The EU's top diplomat has issued a statement expressing sympathy ahead of the day nearly eight years ago that local separatists working with a missile system deployed by Russian intelligence officials are accused of having shot down Malaysia Airlines Flight 17 over eastern Ukraine.
"The European Union reiterates its full support for all efforts to establish the truth, achieving justice for the 298 victims of the downing of Flight MH17 and their next of kin and holding those responsible to account, in accordance with United Nations Security Council Resolution 2166," EU foreign policy chief Josep Borrell said in the statement.
The July 17, 2014, tragedy killed all 298 passengers and crew from 10 nations aboard MH17 and prompted a tightening of Western resolve to punish Moscow and support Kyiv's defense against an annexation and creeping threat from Russia.
A low-grade conflict continued until President Vladimir Putin ordered tens of thousands of Russian troops to invade Ukraine in late February.
"Russia’s war of aggression against Ukraine is a painful reminder of what happened eight years ago to the 298 people on board Flight MH17 and it strengthens the need to establish accountability," Borrell said.
Prosecutors in the Netherlands have requested life sentences for four Russian and Ukrainian men on charges connected to the downing of the jet with a Russian-made Buk missile.
Russian suspect Oleg Pulatov, a former officer of the Russian Army, in 2014 headed a unit of the Main Intelligence Directorate in a region of eastern Ukraine controlled by Russia-backed separatists.
Pulatov was involved in the transport and protection of a Buk antiaircraft missile system that investigators say fired the missile that brought down the passenger jet.
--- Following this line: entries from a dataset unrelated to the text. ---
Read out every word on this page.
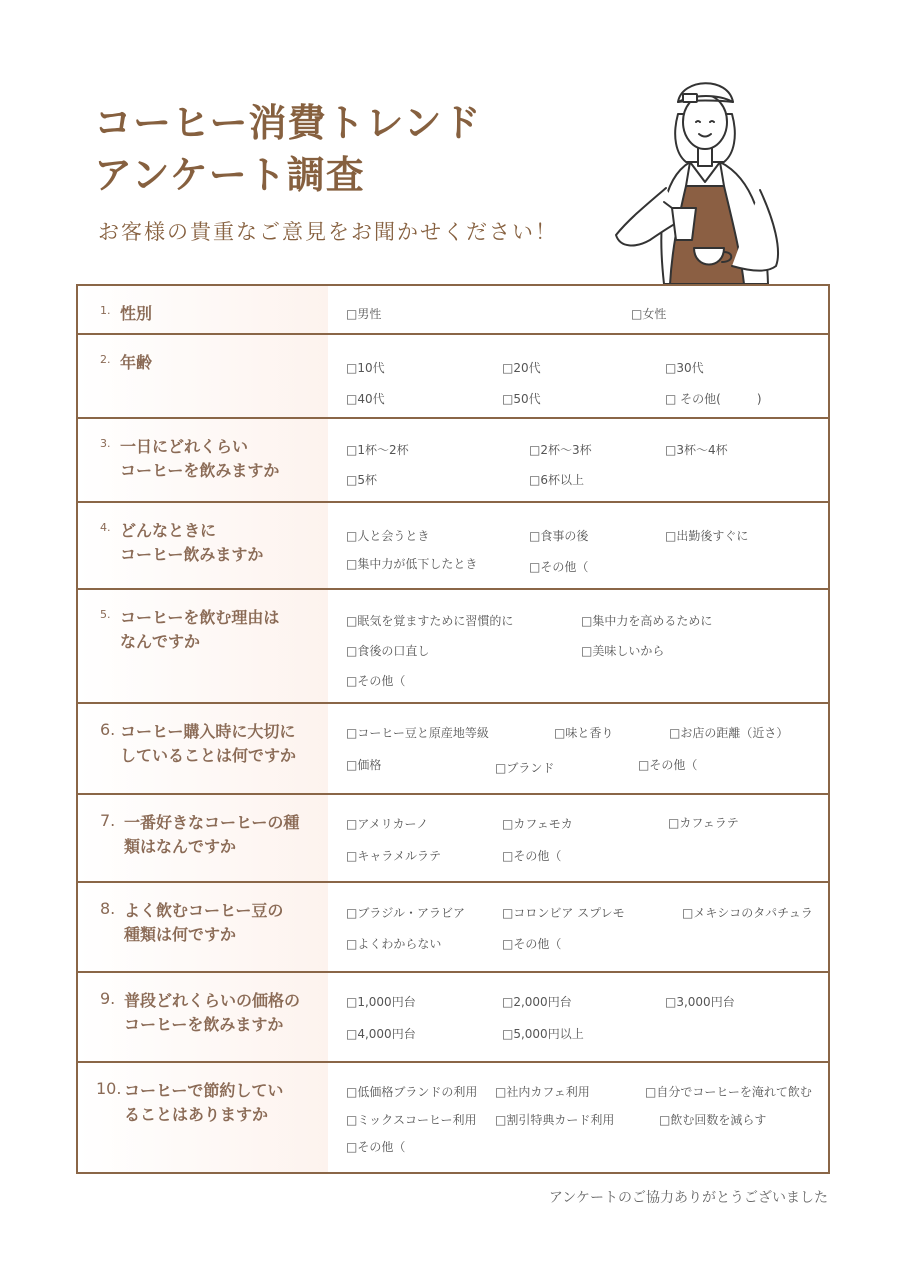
コーヒー消費トレンド
アンケート調査
お客様の貴重なご意見をお聞かせください！
1. 性別	□男性	□女性
2. 年齢	□10代	□20代	□30代
□40代	□50代	□ その他(　　　)
3. 一日にどれくらい
コーヒーを飲みますか
□1杯〜2杯	□2杯〜3杯	□3杯〜4杯
□5杯	□6杯以上
4. どんなときに
コーヒー飲みますか
□人と会うとき	□食事の後	□出勤後すぐに
□集中力が低下したとき	□その他（
5. コーヒーを飲む理由は
なんですか
□眠気を覚ますために習慣的に	□集中力を高めるために
□食後の口直し	□美味しいから
□その他（
6. コーヒー購入時に大切に
していることは何ですか
□コーヒー豆と原産地等級	□味と香り	□お店の距離（近さ）
□価格	□ブランド	□その他（
7. 一番好きなコーヒーの種
類はなんですか
□アメリカーノ	□カフェモカ	□カフェラテ
□キャラメルラテ	□その他（
8. よく飲むコーヒー豆の
種類は何ですか
□ブラジル・アラビア	□コロンビア スプレモ	□メキシコのタパチュラ
□よくわからない	□その他（
9. 普段どれくらいの価格の
コーヒーを飲みますか
□1,000円台	□2,000円台	□3,000円台
□4,000円台	□5,000円以上
10. コーヒーで節約してい
ることはありますか
□低価格ブランドの利用 □社内カフェ利用	□自分でコーヒーを淹れて飲む
□ミックスコーヒー利用 □割引特典カード利用	□飲む回数を減らす
□その他（
アンケートのご協力ありがとうございました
The evidence includes intercepts of telephone conversations of Russian-backed separatists, according to prosecutors.
Pulatov pleaded not guilty in June in a trial of all four in absentia in which a verdict isn't expected until at least November.
The other three defendants are Russians Sergei Dubinsky and Igor Girkin and Ukrainian Leonid Kharchenko.
Moscow has denied involvement and mostly floated improbable or refutable alternative scenarios for the tragedy.